Od najmłodszych lat rodzice wpajają dzieciom, że należy ich słuchać, że bardzo ważni są przyjaciele a niebezpieczeństw ustrzec się nie da, trzeba tylko uważać żeby nie doznać krzywdy. Doskonałym sposobem na wyjaśnienie tego maluchowi są odpowiednie pomoce naukowe, czyli bajeczki. Tym razem sięgnęłam do książeczki autorstwa rosyjskiego twórcy Siergieja Michałkowa, którego "Nie płacz, koziołku" było kiedyś w mojej dziecięcej biblioteczce. Choć jak zerknę na stronę z informacjami redakcyjnymi to okazuje się, że mogła być moją lekturą w klasie drugiej.

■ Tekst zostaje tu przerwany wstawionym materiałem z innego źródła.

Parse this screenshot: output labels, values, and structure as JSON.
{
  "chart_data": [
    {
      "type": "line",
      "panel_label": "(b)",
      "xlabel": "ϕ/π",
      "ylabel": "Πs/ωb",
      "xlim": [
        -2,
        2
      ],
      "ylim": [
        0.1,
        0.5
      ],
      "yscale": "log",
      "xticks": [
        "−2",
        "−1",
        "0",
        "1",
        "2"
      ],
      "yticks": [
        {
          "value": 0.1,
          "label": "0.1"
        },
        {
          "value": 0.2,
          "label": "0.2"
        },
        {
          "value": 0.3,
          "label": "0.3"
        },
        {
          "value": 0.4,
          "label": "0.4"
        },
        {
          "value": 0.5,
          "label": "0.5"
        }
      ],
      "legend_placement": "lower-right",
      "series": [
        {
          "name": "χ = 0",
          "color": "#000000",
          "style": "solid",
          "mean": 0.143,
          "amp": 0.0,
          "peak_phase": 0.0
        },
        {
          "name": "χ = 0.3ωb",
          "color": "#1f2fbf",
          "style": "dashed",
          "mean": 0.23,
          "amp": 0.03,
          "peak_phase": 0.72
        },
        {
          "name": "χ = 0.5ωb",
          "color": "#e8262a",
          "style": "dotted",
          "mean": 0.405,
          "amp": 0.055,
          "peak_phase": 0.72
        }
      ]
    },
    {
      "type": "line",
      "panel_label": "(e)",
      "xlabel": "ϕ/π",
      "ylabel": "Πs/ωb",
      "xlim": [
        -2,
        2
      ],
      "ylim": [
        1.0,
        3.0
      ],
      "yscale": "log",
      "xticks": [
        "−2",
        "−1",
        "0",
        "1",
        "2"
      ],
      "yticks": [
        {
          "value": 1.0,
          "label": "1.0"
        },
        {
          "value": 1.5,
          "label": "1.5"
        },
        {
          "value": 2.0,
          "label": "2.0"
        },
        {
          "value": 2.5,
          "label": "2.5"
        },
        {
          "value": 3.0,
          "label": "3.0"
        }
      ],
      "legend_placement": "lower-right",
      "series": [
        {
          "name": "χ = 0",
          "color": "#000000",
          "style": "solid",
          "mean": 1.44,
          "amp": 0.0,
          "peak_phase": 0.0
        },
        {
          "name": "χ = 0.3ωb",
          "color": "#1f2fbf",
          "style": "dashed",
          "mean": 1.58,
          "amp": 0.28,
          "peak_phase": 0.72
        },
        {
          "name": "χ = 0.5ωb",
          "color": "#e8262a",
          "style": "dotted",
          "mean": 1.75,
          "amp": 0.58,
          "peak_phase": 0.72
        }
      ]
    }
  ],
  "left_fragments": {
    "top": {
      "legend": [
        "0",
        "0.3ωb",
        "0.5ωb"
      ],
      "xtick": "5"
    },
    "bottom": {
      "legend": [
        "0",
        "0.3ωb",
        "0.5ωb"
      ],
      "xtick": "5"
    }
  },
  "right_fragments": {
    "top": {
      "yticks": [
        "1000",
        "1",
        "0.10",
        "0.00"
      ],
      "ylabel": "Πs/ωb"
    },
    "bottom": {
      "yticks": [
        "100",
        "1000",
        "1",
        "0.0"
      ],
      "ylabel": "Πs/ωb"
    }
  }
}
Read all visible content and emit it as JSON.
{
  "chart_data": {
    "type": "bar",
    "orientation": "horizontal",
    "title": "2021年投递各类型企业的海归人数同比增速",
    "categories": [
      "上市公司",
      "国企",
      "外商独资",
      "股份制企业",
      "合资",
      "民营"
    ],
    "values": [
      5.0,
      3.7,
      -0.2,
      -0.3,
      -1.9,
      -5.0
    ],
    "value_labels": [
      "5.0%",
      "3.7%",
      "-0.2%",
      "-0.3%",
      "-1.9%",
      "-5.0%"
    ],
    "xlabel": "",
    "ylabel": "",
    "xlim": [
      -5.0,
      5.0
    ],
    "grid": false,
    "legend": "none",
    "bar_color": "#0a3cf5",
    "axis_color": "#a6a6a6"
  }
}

Na przykładzie tej historii autor z pełną świadomością podkreślił najważniejsze wartości: miłość rodziców i przyjaźń otoczenia. Opowieść nie byłaby realistyczna gdyby nie żarłoczne wilki, które dodają emocji i dziecko zamartwia się o los uwięzionego malca. Kto dotrze do niego pierwszy? Wilki czy pozostałe zwierzęta? Jak poradzą sobie z wilkami? Jak uratują Koziołka? Ilustracje są bardzo dobrze dopasowane do opowieści, choć to lata osiemdziesiąte i są dość mroczne, proste i mało barwne. Choć córa nie zgłaszała z tego powodu pretensji. Do celów naukowych - i to nie tylko we wspomnianych wcześniej kwestiach - książeczkę polecam już dzieciakom kilkuletnim.
Piękna bajeczka dla najmłodszych o malutkim koziołku, który zagubił się w lesie. Spotkało go tam wiele ciekawych przygód i miał okazję poznać liczne grono mieszkańców lasu. Ta ciekawa historia pozwoli nie tylko dobrze się bawić i rozwijać wyobraźnię dziecka, ale i stanowi dobre źródło wiedzy oraz materiał do nauki czytania.